Scott Manalis, a member of the David H. Koch Institute for Integrative Cancer Research of MIT and associate professor of biological engineering at the MIT, led a team of Harvard and MIT researchers who pioneered a measurement system that has the ability to measure precisely the mass of cells during their growth in a period of time. The time period for this experiment was between 5 and 30 min. The Nature Methods journal has reported this development in its April 11, 2010 edition.
MIT's Scott Manalis
The team used a cell mass sensor that incorporated a fluid-filled micro-channel and was initially demonstrated in 2007 by Manalis. This microchannel is etched inside a miniature slab of silicon, which vibrates in a vacuum. This vibration frequency undergoes a minor transformation whenever the cells flow one by one in the channel. This frequency change data is used to determine the cell mass, with a resolution that is as little as a femtograms. This is lower than the 0.01% of the percent lymphoblast cell’s weight in the solution. Methods adopted in the past to measure the growth rates of cells were not accurate enough to highlight single-cell based growth models. These earlier methods were based on measurements of length or volume. From the earlier experiments, it was also not clear whether the cell grew in exponential or linear fashion. According to Manalis, the difference between exponential and linear growth curves of most of the propagating cells is found to be less than 10% across the twofold range size. Manalis clarifies that the precision level of the measurement has to be lesser than this.

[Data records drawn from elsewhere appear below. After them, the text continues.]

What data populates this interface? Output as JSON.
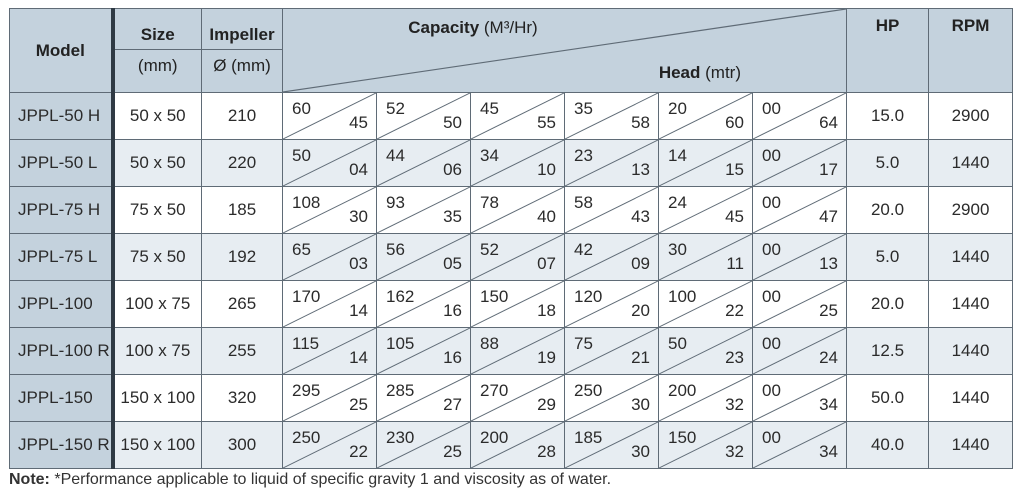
{
  "header": {
    "model": "Model",
    "size": "Size",
    "size_unit": "(mm)",
    "impeller": "Impeller",
    "impeller_unit": "Ø (mm)",
    "capacity": "Capacity",
    "capacity_unit": "(M³/Hr)",
    "head": "Head",
    "head_unit": "(mtr)",
    "hp": "HP",
    "rpm": "RPM"
  },
  "rows": [
    {
      "model": "JPPL-50 H",
      "size": "50 x 50",
      "impeller": "210",
      "points": [
        [
          "60",
          "45"
        ],
        [
          "52",
          "50"
        ],
        [
          "45",
          "55"
        ],
        [
          "35",
          "58"
        ],
        [
          "20",
          "60"
        ],
        [
          "00",
          "64"
        ]
      ],
      "hp": "15.0",
      "rpm": "2900"
    },
    {
      "model": "JPPL-50 L",
      "size": "50 x 50",
      "impeller": "220",
      "points": [
        [
          "50",
          "04"
        ],
        [
          "44",
          "06"
        ],
        [
          "34",
          "10"
        ],
        [
          "23",
          "13"
        ],
        [
          "14",
          "15"
        ],
        [
          "00",
          "17"
        ]
      ],
      "hp": "5.0",
      "rpm": "1440"
    },
    {
      "model": "JPPL-75 H",
      "size": "75 x 50",
      "impeller": "185",
      "points": [
        [
          "108",
          "30"
        ],
        [
          "93",
          "35"
        ],
        [
          "78",
          "40"
        ],
        [
          "58",
          "43"
        ],
        [
          "24",
          "45"
        ],
        [
          "00",
          "47"
        ]
      ],
      "hp": "20.0",
      "rpm": "2900"
    },
    {
      "model": "JPPL-75 L",
      "size": "75 x 50",
      "impeller": "192",
      "points": [
        [
          "65",
          "03"
        ],
        [
          "56",
          "05"
        ],
        [
          "52",
          "07"
        ],
        [
          "42",
          "09"
        ],
        [
          "30",
          "11"
        ],
        [
          "00",
          "13"
        ]
      ],
      "hp": "5.0",
      "rpm": "1440"
    },
    {
      "model": "JPPL-100",
      "size": "100 x 75",
      "impeller": "265",
      "points": [
        [
          "170",
          "14"
        ],
        [
          "162",
          "16"
        ],
        [
          "150",
          "18"
        ],
        [
          "120",
          "20"
        ],
        [
          "100",
          "22"
        ],
        [
          "00",
          "25"
        ]
      ],
      "hp": "20.0",
      "rpm": "1440"
    },
    {
      "model": "JPPL-100 R",
      "size": "100 x 75",
      "impeller": "255",
      "points": [
        [
          "115",
          "14"
        ],
        [
          "105",
          "16"
        ],
        [
          "88",
          "19"
        ],
        [
          "75",
          "21"
        ],
        [
          "50",
          "23"
        ],
        [
          "00",
          "24"
        ]
      ],
      "hp": "12.5",
      "rpm": "1440"
    },
    {
      "model": "JPPL-150",
      "size": "150 x 100",
      "impeller": "320",
      "points": [
        [
          "295",
          "25"
        ],
        [
          "285",
          "27"
        ],
        [
          "270",
          "29"
        ],
        [
          "250",
          "30"
        ],
        [
          "200",
          "32"
        ],
        [
          "00",
          "34"
        ]
      ],
      "hp": "50.0",
      "rpm": "1440"
    },
    {
      "model": "JPPL-150 R",
      "size": "150 x 100",
      "impeller": "300",
      "points": [
        [
          "250",
          "22"
        ],
        [
          "230",
          "25"
        ],
        [
          "200",
          "28"
        ],
        [
          "185",
          "30"
        ],
        [
          "150",
          "32"
        ],
        [
          "00",
          "34"
        ]
      ],
      "hp": "40.0",
      "rpm": "1440"
    }
  ],
  "note": {
    "label": "Note:",
    "text": " *Performance applicable to liquid of specific gravity 1 and viscosity as of water."
  }
}
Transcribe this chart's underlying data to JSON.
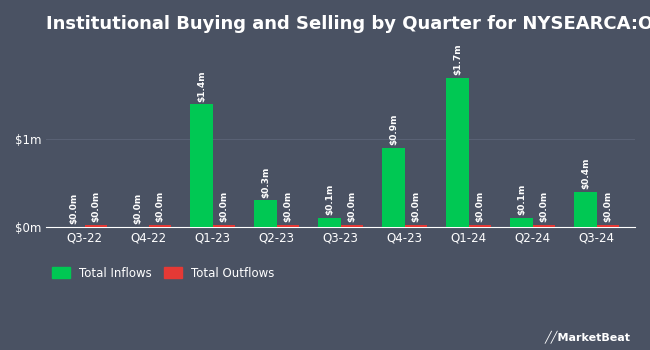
{
  "title": "Institutional Buying and Selling by Quarter for NYSEARCA:OACP",
  "quarters": [
    "Q3-22",
    "Q4-22",
    "Q1-23",
    "Q2-23",
    "Q3-23",
    "Q4-23",
    "Q1-24",
    "Q2-24",
    "Q3-24"
  ],
  "inflows": [
    0.0,
    0.0,
    1.4,
    0.3,
    0.1,
    0.9,
    1.7,
    0.1,
    0.4
  ],
  "outflows": [
    0.02,
    0.02,
    0.02,
    0.02,
    0.02,
    0.02,
    0.02,
    0.02,
    0.02
  ],
  "inflow_labels": [
    "$0.0m",
    "$0.0m",
    "$1.4m",
    "$0.3m",
    "$0.1m",
    "$0.9m",
    "$1.7m",
    "$0.1m",
    "$0.4m"
  ],
  "outflow_labels": [
    "$0.0m",
    "$0.0m",
    "$0.0m",
    "$0.0m",
    "$0.0m",
    "$0.0m",
    "$0.0m",
    "$0.0m",
    "$0.0m"
  ],
  "inflow_color": "#00c853",
  "outflow_color": "#e53935",
  "background_color": "#4a5263",
  "text_color": "#ffffff",
  "grid_color": "#5a6275",
  "yticks": [
    0,
    1
  ],
  "ytick_labels": [
    "$0m",
    "$1m"
  ],
  "ylim": [
    0,
    2.1
  ],
  "bar_width": 0.35,
  "title_fontsize": 13,
  "label_fontsize": 6.5,
  "tick_fontsize": 8.5,
  "legend_fontsize": 8.5
}
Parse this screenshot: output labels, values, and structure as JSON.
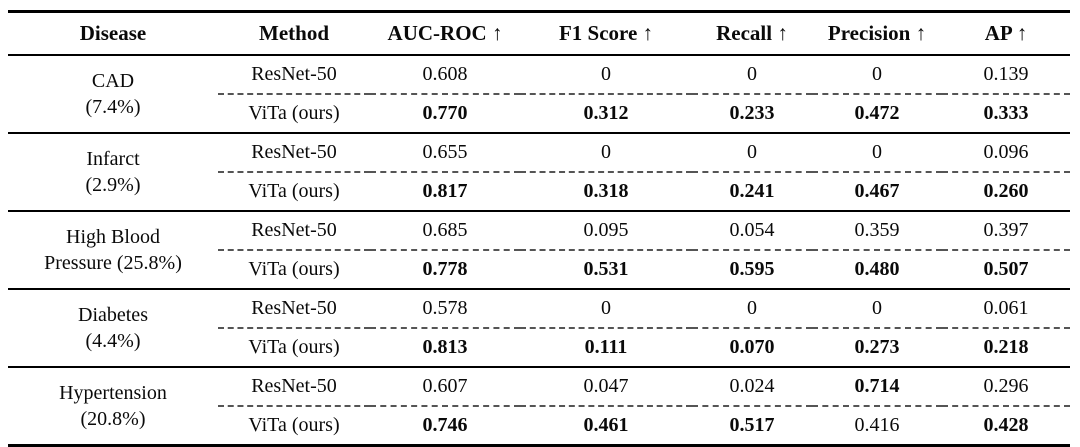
{
  "table": {
    "columns": [
      {
        "label": "Disease",
        "arrow": ""
      },
      {
        "label": "Method",
        "arrow": ""
      },
      {
        "label": "AUC-ROC",
        "arrow": "↑"
      },
      {
        "label": "F1 Score",
        "arrow": "↑"
      },
      {
        "label": "Recall",
        "arrow": "↑"
      },
      {
        "label": "Precision",
        "arrow": "↑"
      },
      {
        "label": "AP",
        "arrow": "↑"
      }
    ],
    "groups": [
      {
        "disease_line1": "CAD",
        "disease_line2": "(7.4%)",
        "rows": [
          {
            "method": "ResNet-50",
            "values": [
              "0.608",
              "0",
              "0",
              "0",
              "0.139"
            ],
            "bold": [
              false,
              false,
              false,
              false,
              false
            ]
          },
          {
            "method": "ViTa (ours)",
            "values": [
              "0.770",
              "0.312",
              "0.233",
              "0.472",
              "0.333"
            ],
            "bold": [
              true,
              true,
              true,
              true,
              true
            ]
          }
        ]
      },
      {
        "disease_line1": "Infarct",
        "disease_line2": "(2.9%)",
        "rows": [
          {
            "method": "ResNet-50",
            "values": [
              "0.655",
              "0",
              "0",
              "0",
              "0.096"
            ],
            "bold": [
              false,
              false,
              false,
              false,
              false
            ]
          },
          {
            "method": "ViTa (ours)",
            "values": [
              "0.817",
              "0.318",
              "0.241",
              "0.467",
              "0.260"
            ],
            "bold": [
              true,
              true,
              true,
              true,
              true
            ]
          }
        ]
      },
      {
        "disease_line1": "High Blood",
        "disease_line2": "Pressure (25.8%)",
        "rows": [
          {
            "method": "ResNet-50",
            "values": [
              "0.685",
              "0.095",
              "0.054",
              "0.359",
              "0.397"
            ],
            "bold": [
              false,
              false,
              false,
              false,
              false
            ]
          },
          {
            "method": "ViTa (ours)",
            "values": [
              "0.778",
              "0.531",
              "0.595",
              "0.480",
              "0.507"
            ],
            "bold": [
              true,
              true,
              true,
              true,
              true
            ]
          }
        ]
      },
      {
        "disease_line1": "Diabetes",
        "disease_line2": "(4.4%)",
        "rows": [
          {
            "method": "ResNet-50",
            "values": [
              "0.578",
              "0",
              "0",
              "0",
              "0.061"
            ],
            "bold": [
              false,
              false,
              false,
              false,
              false
            ]
          },
          {
            "method": "ViTa (ours)",
            "values": [
              "0.813",
              "0.111",
              "0.070",
              "0.273",
              "0.218"
            ],
            "bold": [
              true,
              true,
              true,
              true,
              true
            ]
          }
        ]
      },
      {
        "disease_line1": "Hypertension",
        "disease_line2": "(20.8%)",
        "rows": [
          {
            "method": "ResNet-50",
            "values": [
              "0.607",
              "0.047",
              "0.024",
              "0.714",
              "0.296"
            ],
            "bold": [
              false,
              false,
              false,
              true,
              false
            ]
          },
          {
            "method": "ViTa (ours)",
            "values": [
              "0.746",
              "0.461",
              "0.517",
              "0.416",
              "0.428"
            ],
            "bold": [
              true,
              true,
              true,
              false,
              true
            ]
          }
        ]
      }
    ]
  },
  "colors": {
    "background": "#ffffff",
    "text": "#0a0a0a",
    "solid_rule": "#000000",
    "dashed_rule": "#555555"
  }
}
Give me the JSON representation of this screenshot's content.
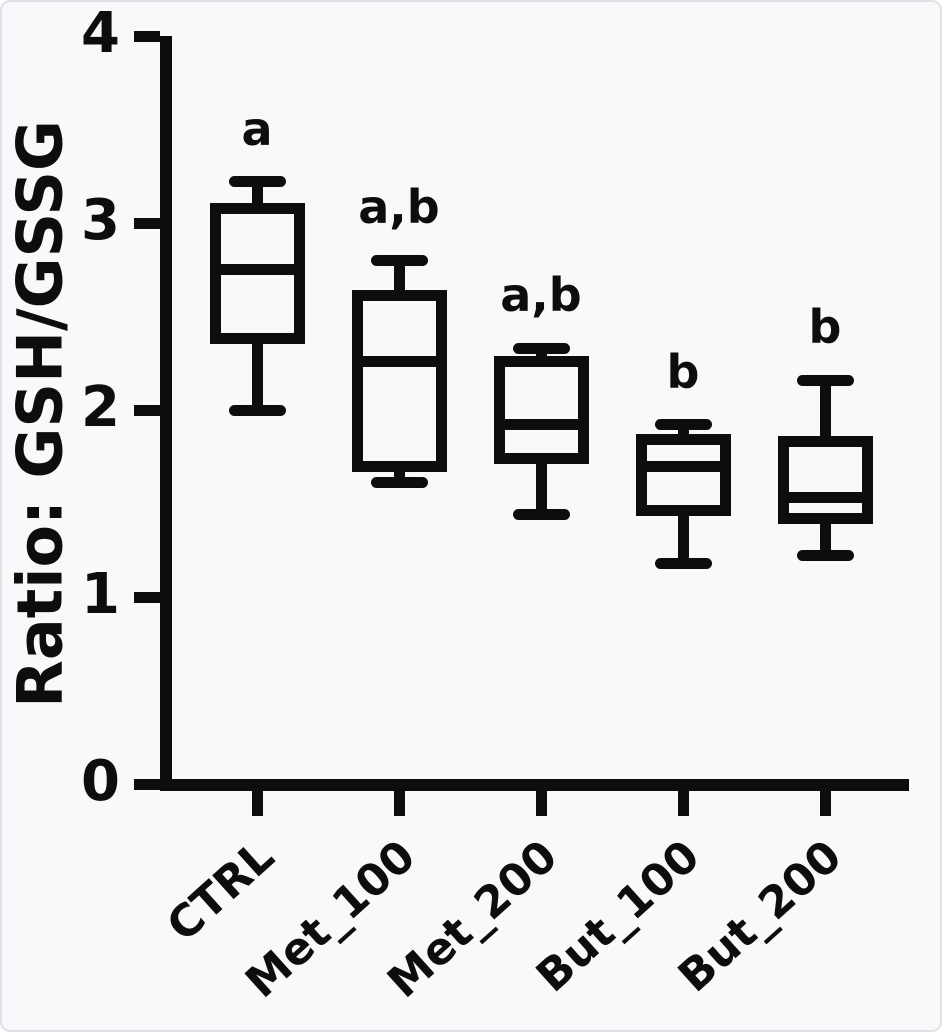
{
  "frame": {
    "background": "#f8f9fb",
    "border_color": "#e1e2e6",
    "ink_color": "#0d0d0d"
  },
  "chart_data": {
    "type": "box",
    "title": "",
    "xlabel": "",
    "ylabel": "Ratio: GSH/GSSG",
    "ylim": [
      0,
      4
    ],
    "yticks": [
      0,
      1,
      2,
      3,
      4
    ],
    "grid": false,
    "legend": null,
    "categories": [
      "CTRL",
      "Met_100",
      "Met_200",
      "But_100",
      "But_200"
    ],
    "series": [
      {
        "category": "CTRL",
        "whisker_low": 2.0,
        "q1": 2.38,
        "median": 2.75,
        "q3": 3.08,
        "whisker_high": 3.22,
        "annotation": "a"
      },
      {
        "category": "Met_100",
        "whisker_low": 1.61,
        "q1": 1.7,
        "median": 2.26,
        "q3": 2.61,
        "whisker_high": 2.8,
        "annotation": "a,b"
      },
      {
        "category": "Met_200",
        "whisker_low": 1.44,
        "q1": 1.74,
        "median": 1.92,
        "q3": 2.26,
        "whisker_high": 2.33,
        "annotation": "a,b"
      },
      {
        "category": "But_100",
        "whisker_low": 1.18,
        "q1": 1.46,
        "median": 1.7,
        "q3": 1.84,
        "whisker_high": 1.92,
        "annotation": "b"
      },
      {
        "category": "But_200",
        "whisker_low": 1.22,
        "q1": 1.42,
        "median": 1.53,
        "q3": 1.83,
        "whisker_high": 2.16,
        "annotation": "b"
      }
    ]
  }
}
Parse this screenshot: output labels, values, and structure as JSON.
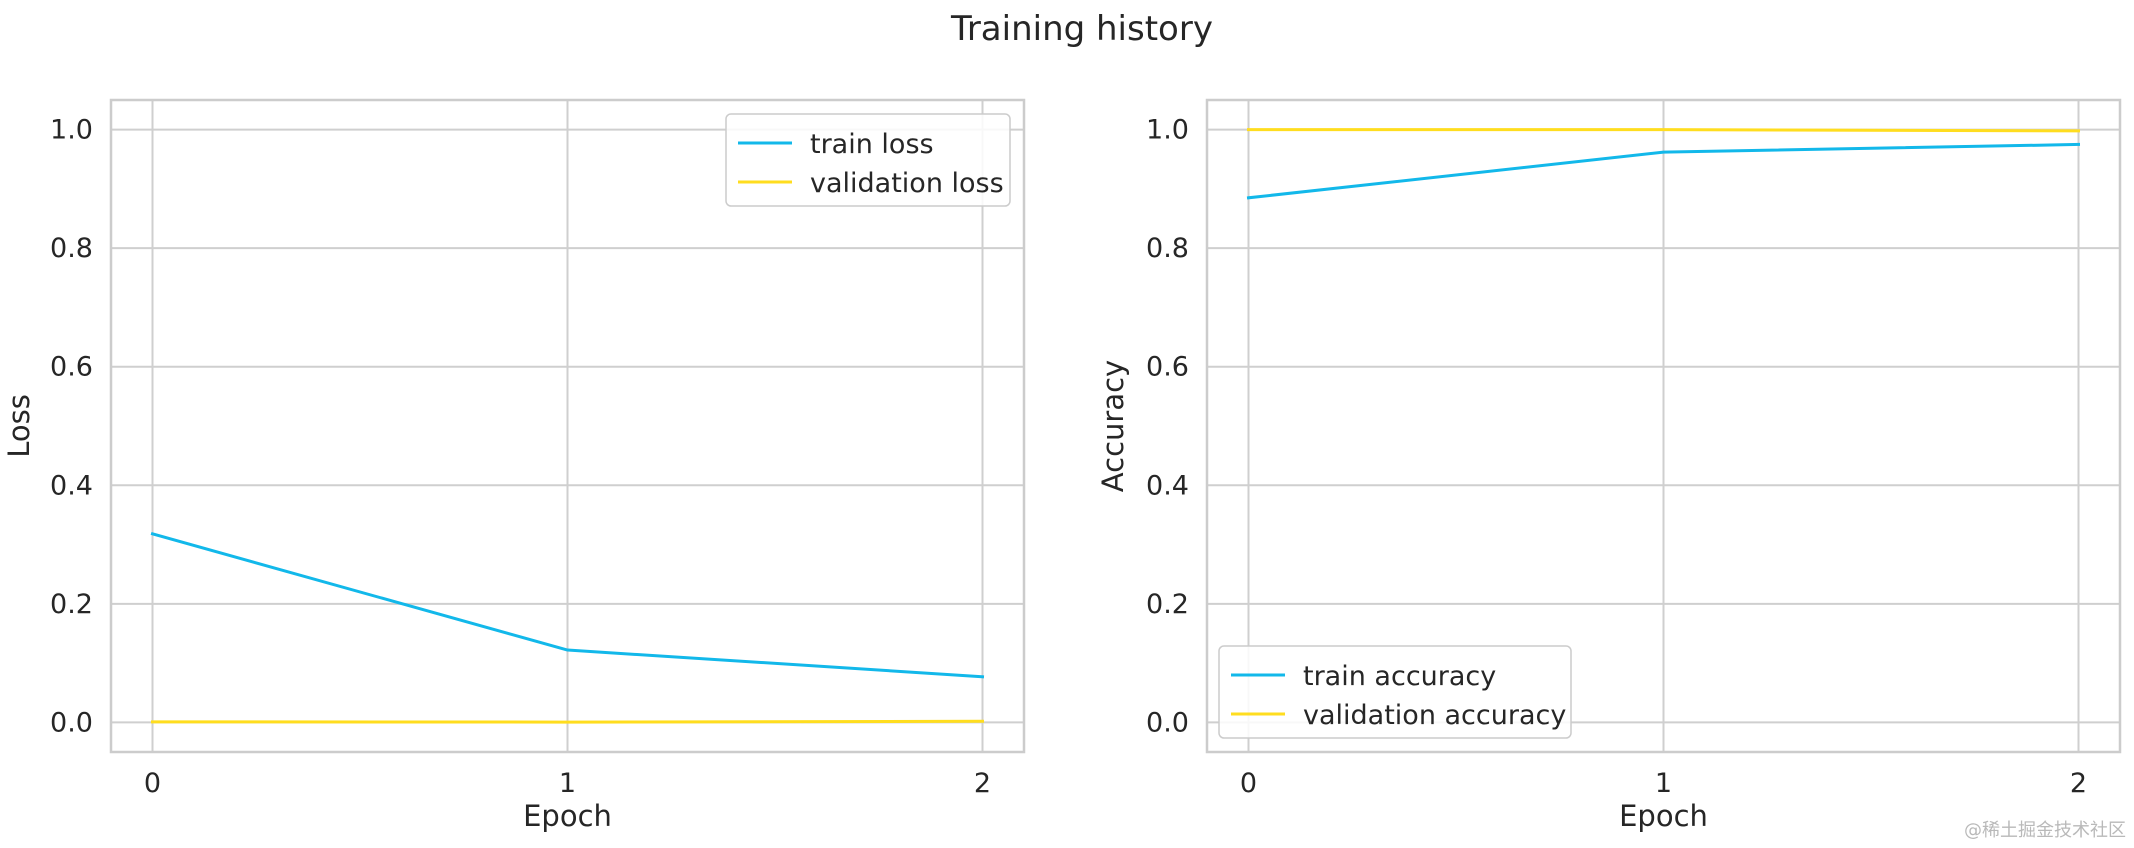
{
  "title": "Training history",
  "watermark": "@稀土掘金技术社区",
  "chart_data": [
    {
      "type": "line",
      "xlabel": "Epoch",
      "ylabel": "Loss",
      "x": [
        0,
        1,
        2
      ],
      "xticks": [
        "0",
        "1",
        "2"
      ],
      "yticks": [
        "0.0",
        "0.2",
        "0.4",
        "0.6",
        "0.8",
        "1.0"
      ],
      "xlim": [
        -0.1,
        2.1
      ],
      "ylim": [
        -0.05,
        1.05
      ],
      "grid": true,
      "legend_position": "upper right",
      "series": [
        {
          "name": "train loss",
          "values": [
            0.318,
            0.122,
            0.077
          ],
          "color": "#12b8ea"
        },
        {
          "name": "validation loss",
          "values": [
            0.0008,
            0.0005,
            0.0018
          ],
          "color": "#ffdd1f"
        }
      ]
    },
    {
      "type": "line",
      "xlabel": "Epoch",
      "ylabel": "Accuracy",
      "x": [
        0,
        1,
        2
      ],
      "xticks": [
        "0",
        "1",
        "2"
      ],
      "yticks": [
        "0.0",
        "0.2",
        "0.4",
        "0.6",
        "0.8",
        "1.0"
      ],
      "xlim": [
        -0.1,
        2.1
      ],
      "ylim": [
        -0.05,
        1.05
      ],
      "grid": true,
      "legend_position": "lower left",
      "series": [
        {
          "name": "train accuracy",
          "values": [
            0.885,
            0.962,
            0.975
          ],
          "color": "#12b8ea"
        },
        {
          "name": "validation accuracy",
          "values": [
            1.0,
            1.0,
            0.998
          ],
          "color": "#ffdd1f"
        }
      ]
    }
  ]
}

Manalis and his student associates are using the fluorescent molecules to tag the proteins to determine the current stage of the cell cycle. This will enable the team to correlate the cell-cycle position and the cell size and finally develop a model for mammalian and yeast cells growth. The team is focusing on a process that would help them to add chemicals to the fluid in the microchannel for studying their effect on the cell growth rates. These chemicals include antibiotics, nutrients, and cancer dugs.
A strain of mammalian lymphoblasts that are the white blood cells’ precursors and yeast, and two bacterial strains B. subtilis and E. coli were the cell types that were examined by the researchers. These researchers demonstrated that the B. subtilis cells seemed to expand in an exponential manner, while no definite proof was observed in E. coli’s rate of growth. The research paper’s co-lead author and the Manalis’ lab’s grad student Francisco Delgado attributed this result to the large individual cell growth variation among similar mass cells of E. coli.
A method to capture the cell in the micro-channel was developed by the paper’s co-lead author and the Manalis’ lab’s ex-doctoral associate, Michel Godin. By accurately coordinating the direction of flow of the cells, Godin was able to trap the cells. This method empowers the researchers to measure a single cell when the cell is made to move through the channel repeatedly every second.
These researchers utilized a sensor that is able to accurately weigh cells for measuring the rate of mass accumulation of single cells. This accomplishment will highlight the manner in which cells are able to control their growth and also the reasons for failure of such controls in cancer cells. The research team disclosed that the growth rates of individual cells vary to a large extent. The team could also prove that these cells exhibit exponential growth, implying that their growth pace gets higher as they grow larger.
The Harvard Medical School’s professor of systems biology and author of the paper published by Nature Methods, Marc Kirschner informed that these researchers would be able to devise a method for understanding the relation between cell division and cell growth using this technique. Kirschner further elaborated that some type of mechanism is needed for controlling cell growth, if the growth is in an exponential manner and if there were no such control the bigger cell in every new generation will grow quicker than a cell of smaller size, whenever these cells are further subdivided into daughter cells of slightly differing sizes, which often happens, resulting in cells of inconsistent sizes. On the other hand, these cells are found to be of equal sizes ultimately, using a methodology that is not yet known to the biologists.
Rockefeller University’s professor Fred Cross, who is analyzing the cycle of the yeast cell, explained that this system is able to measure the biomass directly, or the overall biomass having a density more than that of water, which is made possible by an expert maneuver to position one cell on a scale effectively. The inaccuracies and ambiguities that are usually present in earlier more indirect mode of measurements do not affect this system, according to Cross.